European asset managers continue to lead their US counterparts in ESG policies, dominating all top ten spots. The Netherlands’ Robeco, France’s BNP Paribas Asset Management, and the UK’s Aviva Investors and Legal & General Investment Management were the top performers. They were also the only four firms to achieve an A rating or above, while Robeco was the only firm to get a AA rating. 

BNP Paribas said it is committed to aligning its portfolio investments with the goal of reaching net zero emissions. "It is now accepted that reaching global net zero emissions by 2050 is essential to prevent irreversible and massive damage from climate change," a spokesperson said. 

South Korea’s Samsung Asset Management came last in the ranking in 77th place, while many other Asian firms were also given low ESG ratings. ShareAction attributed the poor performance to low information transparency in parts of Asia, which makes it more difficult to hold companies accountable to ESG commitments.

BlackRock (54), Vanguard (67), Fidelity Investments (72) and State Street Global Advisors (64) all ranked below 50th in the latest report. BlackRock and State Street were both rated D, while Vanguard and Fidelity Investments were rated E. ShareAction said that Vanguard has no clear policy on either climate or biodiversity.  

A BlackRock spokesperson told IFR that the report "does not take into account the fact that clients invest with BlackRock in pursuit of their long-term financial goals," and that the firm's role is to help clients achieve these goals as stewards of their assets.

Sharp improvement?

Some global firms are showing signs of improvement that ShareAction described as "surprising and inspiring shoots of progress". JP Morgan Asset Management, the fifth-largest asset manager, has gained 58 places since the previous report in 2020 and ranked 13th in the latest report with a B rating. 

“JP Morgan didn’t really have ESG frameworks when we did the investigation last time,” Sood said, adding that the company’s newly recruited specialists and increased resources dedicated to ESG contributed to its improvement.

DWS Group, one of Germany's biggest asset management firms, climbed seven places to 12th position after battling to overcome a greenwashing scandal that saw the firm's offices raided last May when a whistleblower said that it had misrepresented the share of assets invested using ESG criteria.

Sweden’s SEB Investment Management, US-based T Rowe Price and Spain’s Santander Asset Management have all improved by more than 20 places to 9th, 18th and 20th, respectively, with SEB Investment Management climbing 42 places. In 16th place, Ostrum Asset Management was the highest-rated ESG fixed income specialist. 
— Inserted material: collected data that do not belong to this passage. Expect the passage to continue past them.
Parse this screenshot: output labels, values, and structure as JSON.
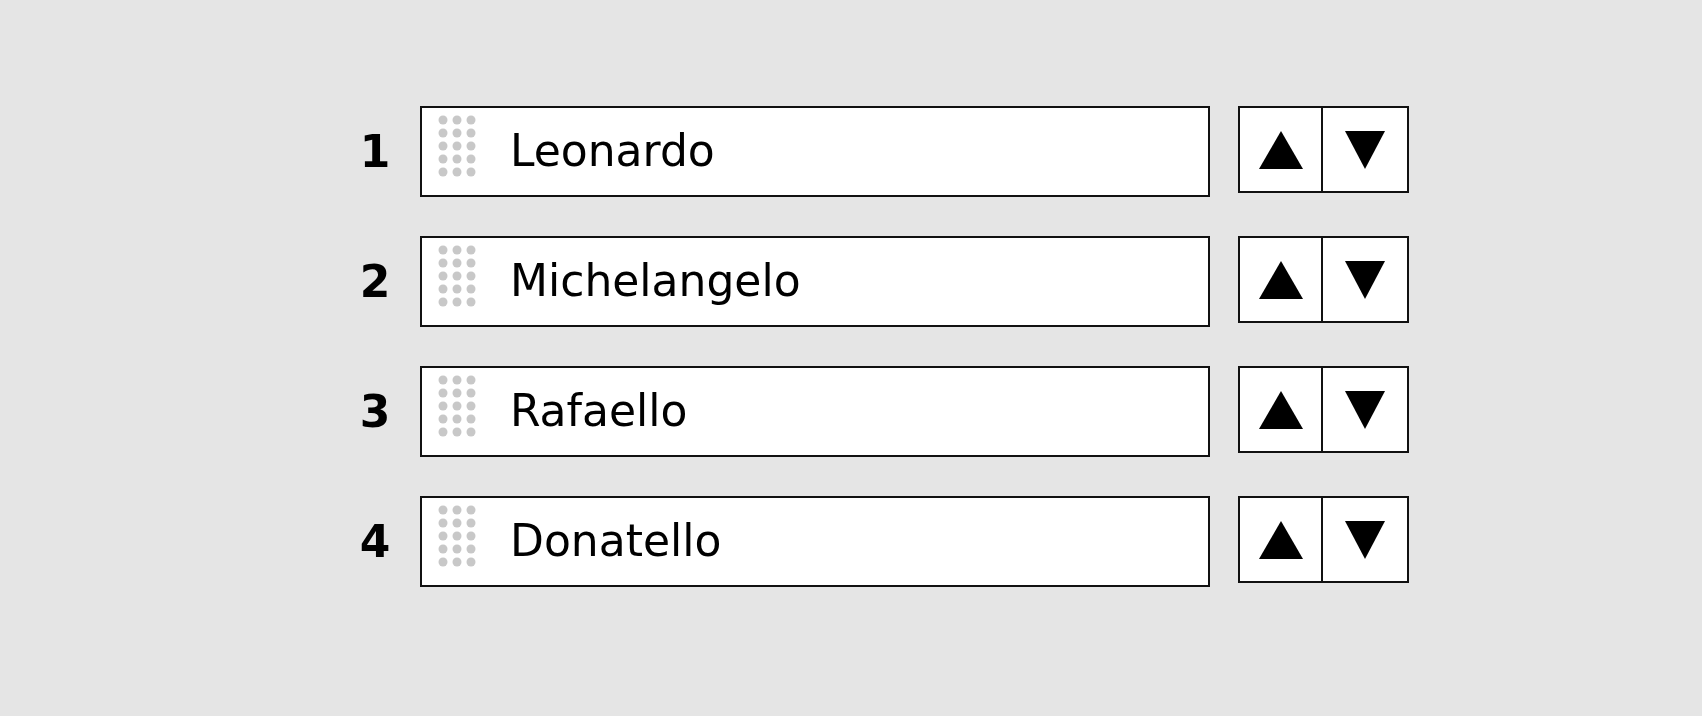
{
  "items": [
    {
      "rank": "1",
      "name": "Leonardo"
    },
    {
      "rank": "2",
      "name": "Michelangelo"
    },
    {
      "rank": "3",
      "name": "Rafaello"
    },
    {
      "rank": "4",
      "name": "Donatello"
    }
  ]
}
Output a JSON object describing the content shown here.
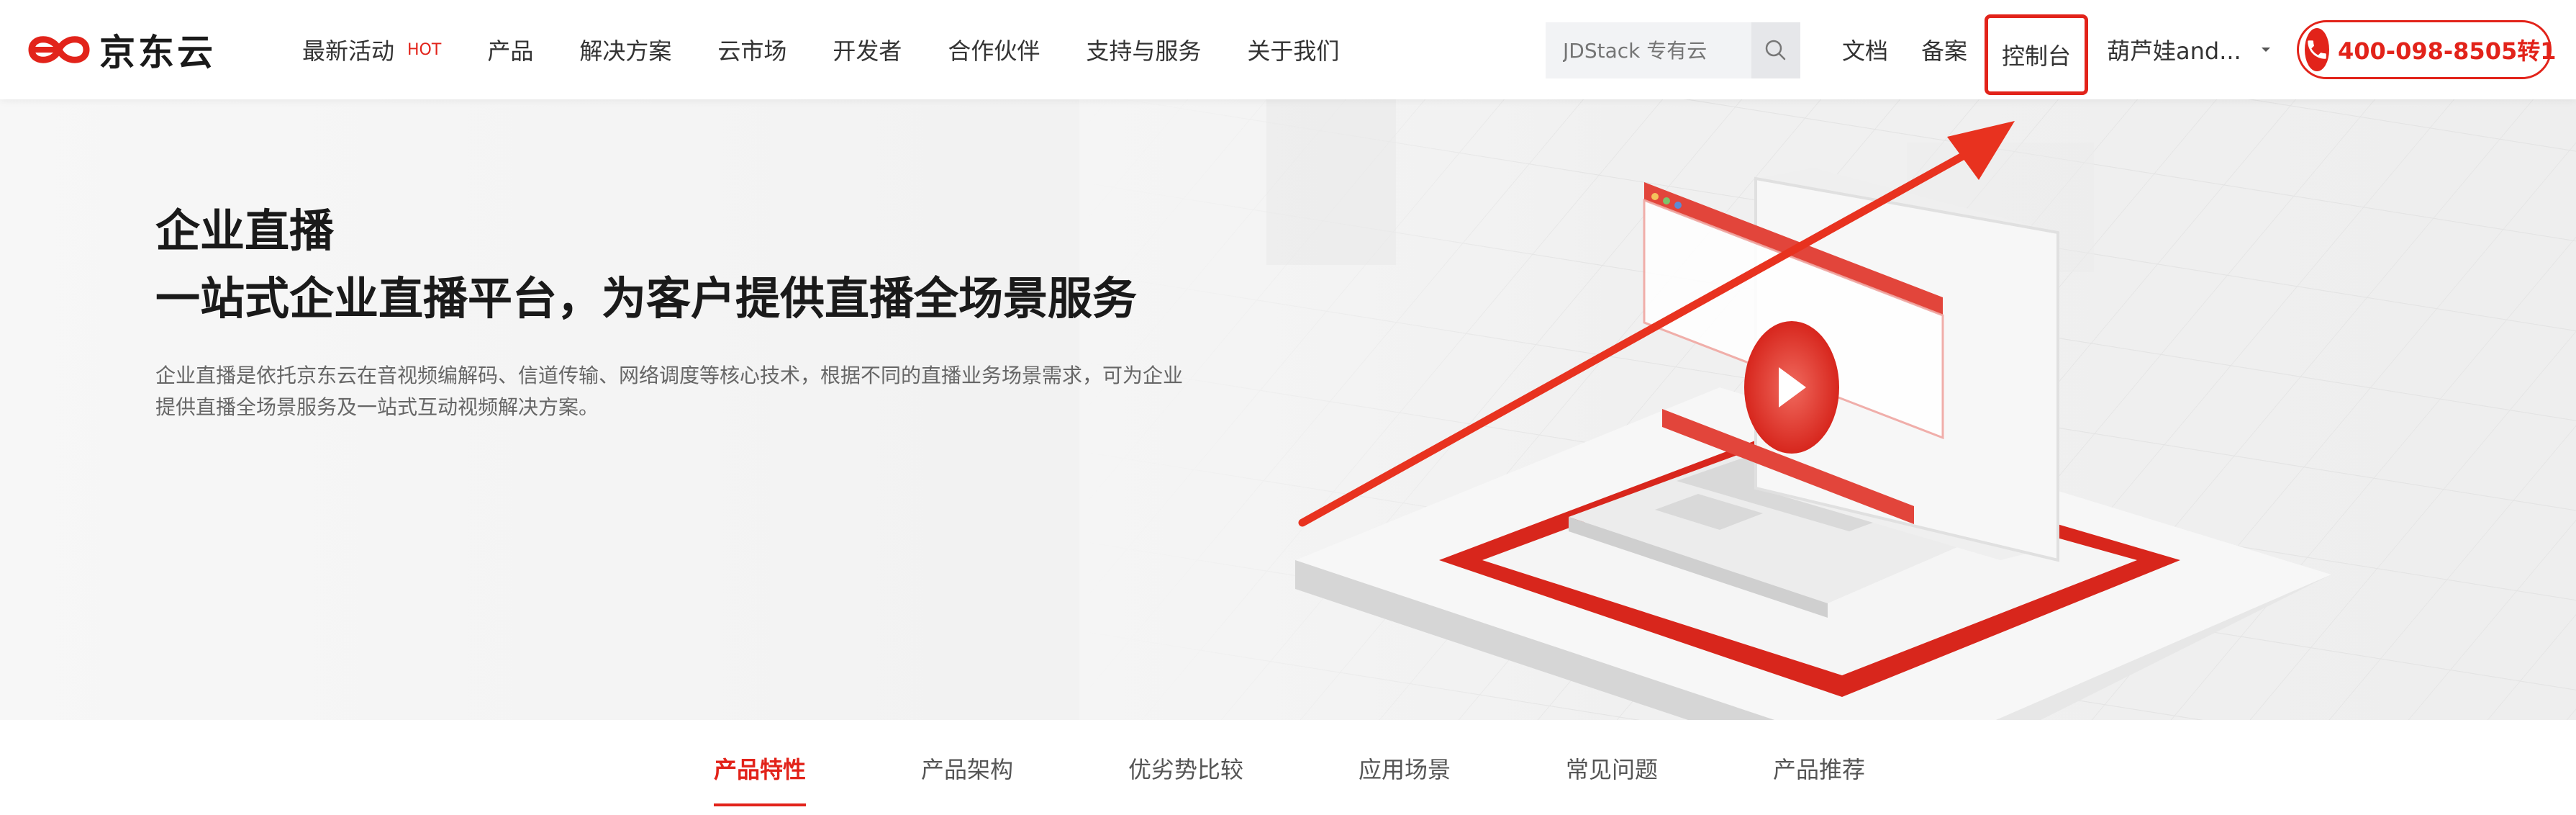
{
  "header": {
    "logo_text": "京东云",
    "nav": [
      {
        "label": "最新活动",
        "badge": "HOT"
      },
      {
        "label": "产品"
      },
      {
        "label": "解决方案"
      },
      {
        "label": "云市场"
      },
      {
        "label": "开发者"
      },
      {
        "label": "合作伙伴"
      },
      {
        "label": "支持与服务"
      },
      {
        "label": "关于我们"
      }
    ],
    "search": {
      "placeholder": "JDStack 专有云"
    },
    "docs_label": "文档",
    "beian_label": "备案",
    "console_label": "控制台",
    "user_name": "葫芦娃and...",
    "phone": "400-098-8505转1"
  },
  "hero": {
    "title": "企业直播",
    "subtitle": "一站式企业直播平台，为客户提供直播全场景服务",
    "description": "企业直播是依托京东云在音视频编解码、信道传输、网络调度等核心技术，根据不同的直播业务场景需求，可为企业提供直播全场景服务及一站式互动视频解决方案。"
  },
  "subnav": {
    "items": [
      "产品特性",
      "产品架构",
      "优劣势比较",
      "应用场景",
      "常见问题",
      "产品推荐"
    ],
    "active": "产品特性"
  },
  "colors": {
    "brand_red": "#e2231a",
    "text_dark": "#1a1a1a",
    "text_body": "#333333",
    "text_muted": "#666666"
  },
  "icons": [
    "jd-cloud-logo-icon",
    "search-icon",
    "caret-down-icon",
    "phone-icon",
    "annotation-arrow-icon"
  ]
}
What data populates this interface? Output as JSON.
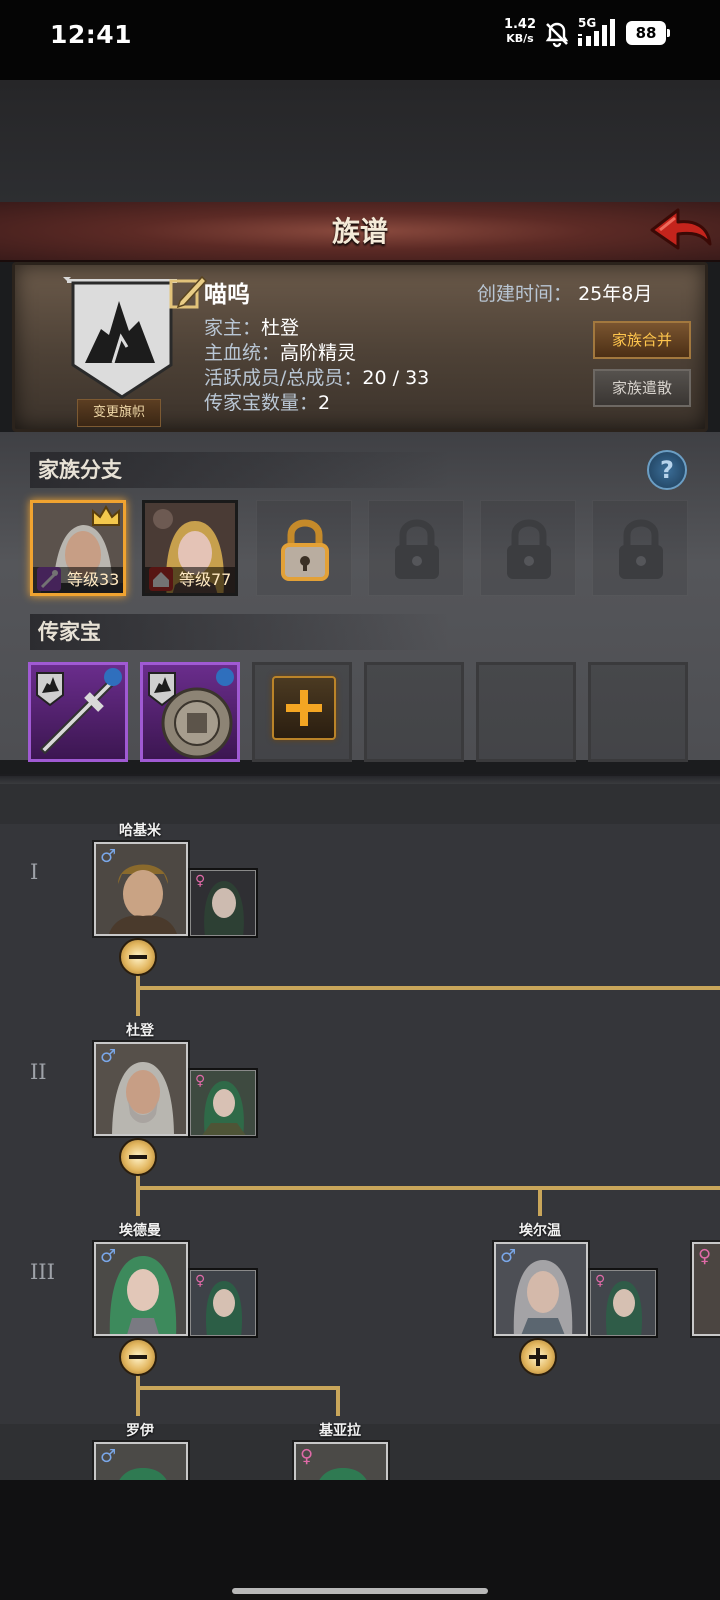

Maria Elena Drew, director of research, responsible investing at T Rowe Price, said the improved ranking is a testament to the firm's significant investment in ESG. It has expanded ESG research, developed a proprietary ESG model that covers a broad range of social factors, and strengthened its engagement policy and escalation process with investees, Drew said.

ShareAction's Sood said the encouraging progress made by some American firms showed that the anti-ESG movements in the US had less actual impact than he initially expected.

“Maybe it’s a barrier to bringing about extreme changes, but it’s clearly not a barrier to doing the basic things,” he said, referring to establishing ESG policies and frameworks.

ShareAction warned that that biodiversity remains a “blind spot” for ESG practices, as many firms cited difficulties to source relevant data. It recommends that asset managers incorporate climate scenario analysis when making investment decisions and set out clear consequences and escalation plans when portfolio companies violate ESG standards.